Il y a deux types de vols : habi­tés ou auto­ma­tiques, et pour ceux-ci encore deux sous-types : les sondes qui sont envoyées in situ, mais cela ne concerne pour l’instant que le sys­tème solaire (quand même jusqu’à Plu­ton, qui a été sur­vo­lé en 2015 par la sonde amé­ri­caine New Hori­zons, après un voyage de seule­ment quatre ans, ce qui était une prouesse), et les obser­va­tions par téles­copes pour ce qui se situe au-delà du sys­tème solaire. 

“On cherche partout la vie, ou des conditions qui pourraient la rendre possible”

Les per­for­mances ont fait un bond : on découvre sans cesse de nou­velles choses. Par exemple, les robots amé­ri­cains suc­ces­sifs sur Mars ain­si que la sonde euro­péenne Mars Express ont bou­le­ver­sé notre connais­sance de cette pla­nète. On sait main­te­nant qu’il y a eu de l’eau sur Mars, qu’il y en a encore sous forme de glace aux pôles, et peut-être même encore de l’eau qui ruis­selle à la sur­face occa­sion­nel­le­ment, puisqu’on en voit les traces. 

La ques­tion est main­te­nant : y a‑t-il de l’eau sou­ter­raine ? Le pro­chain robot euro­péen du pro­gramme Exo­Mars ira d’ailleurs forer à 2 mètres de pro­fon­deur pour le confir­mer. Bien enten­du, tout cela est fait dans le but de savoir si la vie a exis­té ou pour­rait exis­ter sur Mars. 

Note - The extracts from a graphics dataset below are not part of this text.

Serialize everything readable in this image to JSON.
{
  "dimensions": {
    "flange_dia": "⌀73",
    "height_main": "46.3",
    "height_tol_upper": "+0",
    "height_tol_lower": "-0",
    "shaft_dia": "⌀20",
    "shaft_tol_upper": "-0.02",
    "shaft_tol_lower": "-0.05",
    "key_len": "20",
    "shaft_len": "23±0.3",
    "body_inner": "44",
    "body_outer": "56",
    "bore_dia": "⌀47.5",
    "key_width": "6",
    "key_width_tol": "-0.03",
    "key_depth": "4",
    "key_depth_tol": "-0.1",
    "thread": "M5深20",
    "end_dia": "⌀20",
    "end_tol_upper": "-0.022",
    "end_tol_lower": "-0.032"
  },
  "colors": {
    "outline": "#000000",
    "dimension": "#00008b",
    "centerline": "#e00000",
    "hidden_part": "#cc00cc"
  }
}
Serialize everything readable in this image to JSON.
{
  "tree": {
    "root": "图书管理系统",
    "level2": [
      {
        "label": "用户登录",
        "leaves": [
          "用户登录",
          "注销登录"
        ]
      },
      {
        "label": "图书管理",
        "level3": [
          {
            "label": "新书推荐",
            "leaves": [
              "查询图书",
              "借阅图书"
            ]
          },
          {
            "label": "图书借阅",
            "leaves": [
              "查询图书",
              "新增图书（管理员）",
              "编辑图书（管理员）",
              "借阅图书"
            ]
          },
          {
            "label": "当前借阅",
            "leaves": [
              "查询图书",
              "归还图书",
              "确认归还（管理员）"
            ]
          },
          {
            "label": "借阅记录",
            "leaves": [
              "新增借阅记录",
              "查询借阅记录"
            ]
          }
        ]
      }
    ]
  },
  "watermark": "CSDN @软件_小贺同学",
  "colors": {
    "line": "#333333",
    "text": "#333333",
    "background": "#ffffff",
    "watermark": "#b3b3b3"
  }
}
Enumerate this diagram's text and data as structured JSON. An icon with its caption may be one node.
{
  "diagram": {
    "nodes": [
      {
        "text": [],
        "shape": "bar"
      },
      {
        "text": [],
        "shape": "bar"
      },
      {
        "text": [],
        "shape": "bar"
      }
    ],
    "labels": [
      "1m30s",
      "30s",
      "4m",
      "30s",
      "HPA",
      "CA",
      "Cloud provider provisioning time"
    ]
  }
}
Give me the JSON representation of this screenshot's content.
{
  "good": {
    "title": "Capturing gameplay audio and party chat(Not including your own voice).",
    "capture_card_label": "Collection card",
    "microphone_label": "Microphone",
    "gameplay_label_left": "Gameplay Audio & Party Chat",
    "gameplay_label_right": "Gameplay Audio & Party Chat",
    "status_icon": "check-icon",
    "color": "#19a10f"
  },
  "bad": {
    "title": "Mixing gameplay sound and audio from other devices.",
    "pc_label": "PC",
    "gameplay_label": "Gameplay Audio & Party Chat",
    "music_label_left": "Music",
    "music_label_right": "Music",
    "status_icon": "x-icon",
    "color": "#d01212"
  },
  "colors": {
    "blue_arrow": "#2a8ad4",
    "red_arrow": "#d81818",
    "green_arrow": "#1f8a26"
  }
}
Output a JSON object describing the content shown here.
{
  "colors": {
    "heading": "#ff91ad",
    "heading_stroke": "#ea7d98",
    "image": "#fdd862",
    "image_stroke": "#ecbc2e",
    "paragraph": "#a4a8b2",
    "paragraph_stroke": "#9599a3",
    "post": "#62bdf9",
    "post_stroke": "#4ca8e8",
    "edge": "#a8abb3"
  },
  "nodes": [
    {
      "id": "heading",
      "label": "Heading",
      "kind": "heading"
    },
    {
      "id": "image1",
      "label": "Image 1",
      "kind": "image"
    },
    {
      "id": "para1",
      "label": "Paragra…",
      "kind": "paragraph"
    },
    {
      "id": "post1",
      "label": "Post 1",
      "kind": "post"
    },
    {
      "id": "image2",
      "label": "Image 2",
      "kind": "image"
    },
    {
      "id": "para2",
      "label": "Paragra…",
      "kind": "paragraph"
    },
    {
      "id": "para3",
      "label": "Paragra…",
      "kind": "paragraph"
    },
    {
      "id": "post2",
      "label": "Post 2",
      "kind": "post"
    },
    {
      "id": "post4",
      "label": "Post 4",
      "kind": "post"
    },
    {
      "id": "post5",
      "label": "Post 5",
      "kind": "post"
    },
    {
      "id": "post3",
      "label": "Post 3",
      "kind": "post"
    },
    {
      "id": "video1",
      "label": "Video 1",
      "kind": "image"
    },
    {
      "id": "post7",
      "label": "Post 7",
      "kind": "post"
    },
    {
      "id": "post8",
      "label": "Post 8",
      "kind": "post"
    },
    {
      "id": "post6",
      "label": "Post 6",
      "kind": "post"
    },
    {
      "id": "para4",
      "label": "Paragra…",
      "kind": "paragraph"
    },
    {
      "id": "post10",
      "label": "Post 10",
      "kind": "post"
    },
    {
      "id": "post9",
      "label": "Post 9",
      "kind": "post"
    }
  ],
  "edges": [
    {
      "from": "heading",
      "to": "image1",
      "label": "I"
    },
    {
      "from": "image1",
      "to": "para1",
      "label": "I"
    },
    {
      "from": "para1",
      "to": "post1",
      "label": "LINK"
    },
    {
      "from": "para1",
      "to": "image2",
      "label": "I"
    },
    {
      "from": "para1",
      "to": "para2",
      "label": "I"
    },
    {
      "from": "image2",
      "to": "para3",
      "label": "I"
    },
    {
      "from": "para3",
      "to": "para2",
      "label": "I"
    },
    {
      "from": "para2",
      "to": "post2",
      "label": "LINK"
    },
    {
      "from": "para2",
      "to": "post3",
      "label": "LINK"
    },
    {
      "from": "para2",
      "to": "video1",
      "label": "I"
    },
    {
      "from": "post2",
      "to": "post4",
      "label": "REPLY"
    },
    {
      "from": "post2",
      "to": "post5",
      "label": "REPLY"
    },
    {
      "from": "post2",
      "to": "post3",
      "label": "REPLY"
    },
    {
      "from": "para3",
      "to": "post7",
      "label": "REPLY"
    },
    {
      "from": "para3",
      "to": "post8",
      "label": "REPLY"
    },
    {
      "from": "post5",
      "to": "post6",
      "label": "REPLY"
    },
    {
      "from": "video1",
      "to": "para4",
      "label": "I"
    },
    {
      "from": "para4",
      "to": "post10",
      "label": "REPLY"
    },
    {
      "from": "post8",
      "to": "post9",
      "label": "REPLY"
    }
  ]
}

On dirait que ce domaine est la chasse gardée des Américains.

Pas du tout ! Les Euro­péens ont obte­nu de grands suc­cès eux aus­si, par exemple avec l’exploration de Titan (une des lunes de Saturne) par la sonde Huy­gens, qui a mon­tré que Titan est assez sem­blable à la Terre, mais une Terre où l’eau serait rem­pla­cée par du méthane liquide, ce qui laisse entre­voir la pos­si­bi­li­té d’une espèce de vie basée sur le carbone.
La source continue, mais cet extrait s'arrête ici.